The D Man's birthday is this week. Just starting to hit his prime. Just starting to discover what makes him tick. As for the music . . .
  • The D Man hit Iron & Wine over the weekend. The lo-fi folkie brought backup singers, saxophones, and some funk-jams to his set, comprised mostly of the gold-dappled pop from his latest effort, Kiss Each Other Clean. Even a few of the oldies were reworked and given an up-tempo sheen. The outfit sounded great, but left The D Man pining for at least a few hushed solos. A few birds stealing bread.
  • My Morning Jacket was featured on VH1 Storytellers last week. Not your usual cable fare.
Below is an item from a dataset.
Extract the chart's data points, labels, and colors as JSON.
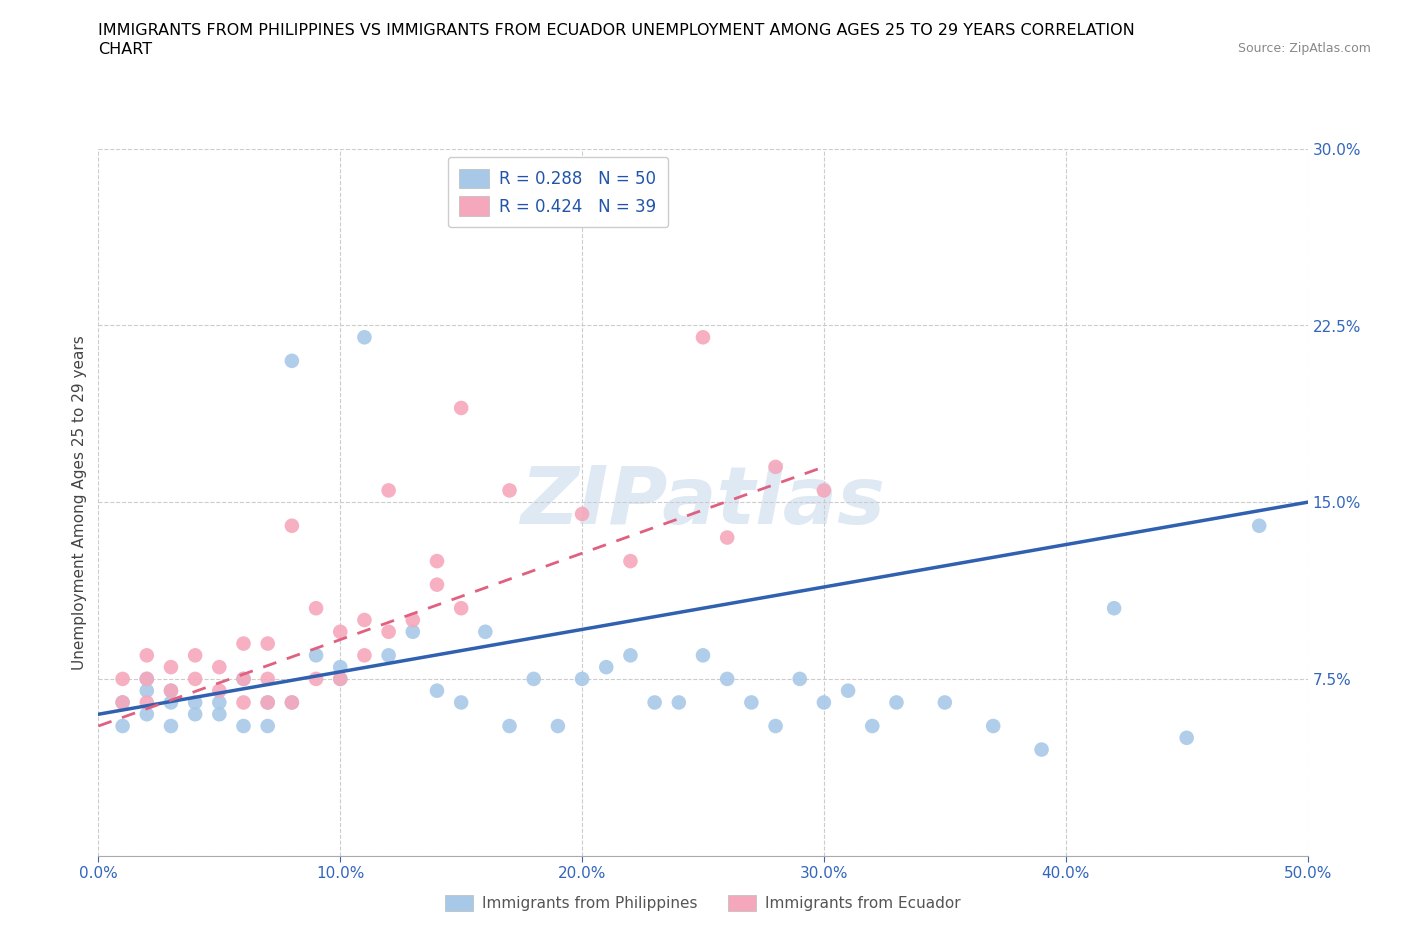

Jim James, another bearded guitar god of sorts, brought some American thunder and mixed in some new tunes from Circuital.
  • So Coldplay has a new single out. "Every Teardrop Is A Waterfall." Apparently, the band's charts, graphs, and analyses led them to believe the kids are digging keyboards, synthy vocals, and other retro stylings, right down to the rainbow color palette and choice of font. As long as Gwyneth doesn't do the backup vocals, I suppose we can manage.
  • Death Cab released another video in support of Codes and Keys. Check out "Home Is A Fire."
  • Ukelele Songs. Not exactly the most thrilling invite. But we at least owe Eddie Vedder a listen, right? No matter how disorienting it might get?